Unnamed: 0,Text,Topic
0,I have bought several of the Vitality canned dog food products and have found them all to be of good quality. The product looks more like a stew than a processed meat and it smells better. My Labrador is finicky and she appreciates this product better than most.,2
1,"Product arrived labeled as Jumbo Salted Peanuts...the peanuts were actually small sized unsalted. Not sure if this was an error or if the vendor intended to represent the product as ""Jumbo"".",4
2,"This is a confection that has been around a few centuries. It is a light, pillowy citrus gelatin with nuts - in this case Filberts. And it is cut into tiny squares and then liberally coated with powdered sugar. And it is a tiny mouthful of heaven. Not too chewy, and very flavorful.
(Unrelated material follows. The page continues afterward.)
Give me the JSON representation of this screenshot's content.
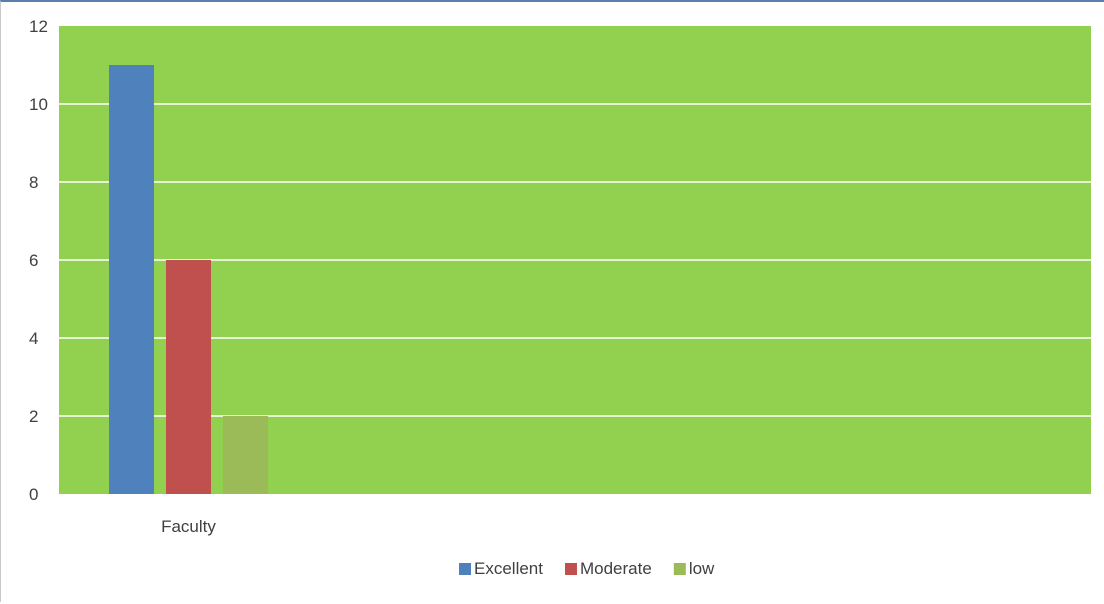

I highly recommend this yummy treat. If you are familiar with the story of C.S. Lewis' ""The Lion, The Witch, and The Wardrobe"" - this is the treat that seduces Edmund into selling out his Brother and Sisters to the Witch.",0
3,If you are looking for the secret ingredient in Robitussin I believe I have found it. I got this in addition to the Root Beer Extract I ordered (which was good) and made some cherry soda. The flavor is very medicinal.,3
4,"Great taffy at a great price. There was a wide assortment of yummy taffy. Delivery was very quick. If your a taffy lover, this is a deal.",4
5,"I got a wild hair for taffy and ordered this five pound bag. The taffy was all very enjoyable with many flavors: watermelon, root beer, melon, peppermint, grape, etc. My only complaint is there was a bit too much red/black licorice-flavored pieces (just not my particular favorites). Between me, my kids, and my husband, this lasted only two weeks! I would recommend this brand of taffy -- it was a delightful treat.",3
6,"This saltwater taffy had great flavors and was very soft and chewy. Each candy was individually wrapped well. None of the candies were stuck together, which did happen in the expensive version, Fralinger's. Would highly recommend this candy! I served it at a beach-themed party and everyone loved it!",4
7,This taffy is so good. It is very soft and chewy. The flavors are amazing. I would definitely recommend you buying it. Very satisfying!!,4
8,Right now I'm mostly just sprouting this so my cats can eat the grass. They love it. I rotate it around with Wheatgrass and Rye too,2
9,This is a very healthy dog food. Good for their digestion. Also good for small puppies. My dog eats her required amount at every feeding.,2


#### Data Cleaning matters!
As you can see, there are tokens like `br` with absolutely no meaning
and no actual effect on a text's topic, but as we did not perform
data cleaning, it now affects our modeling.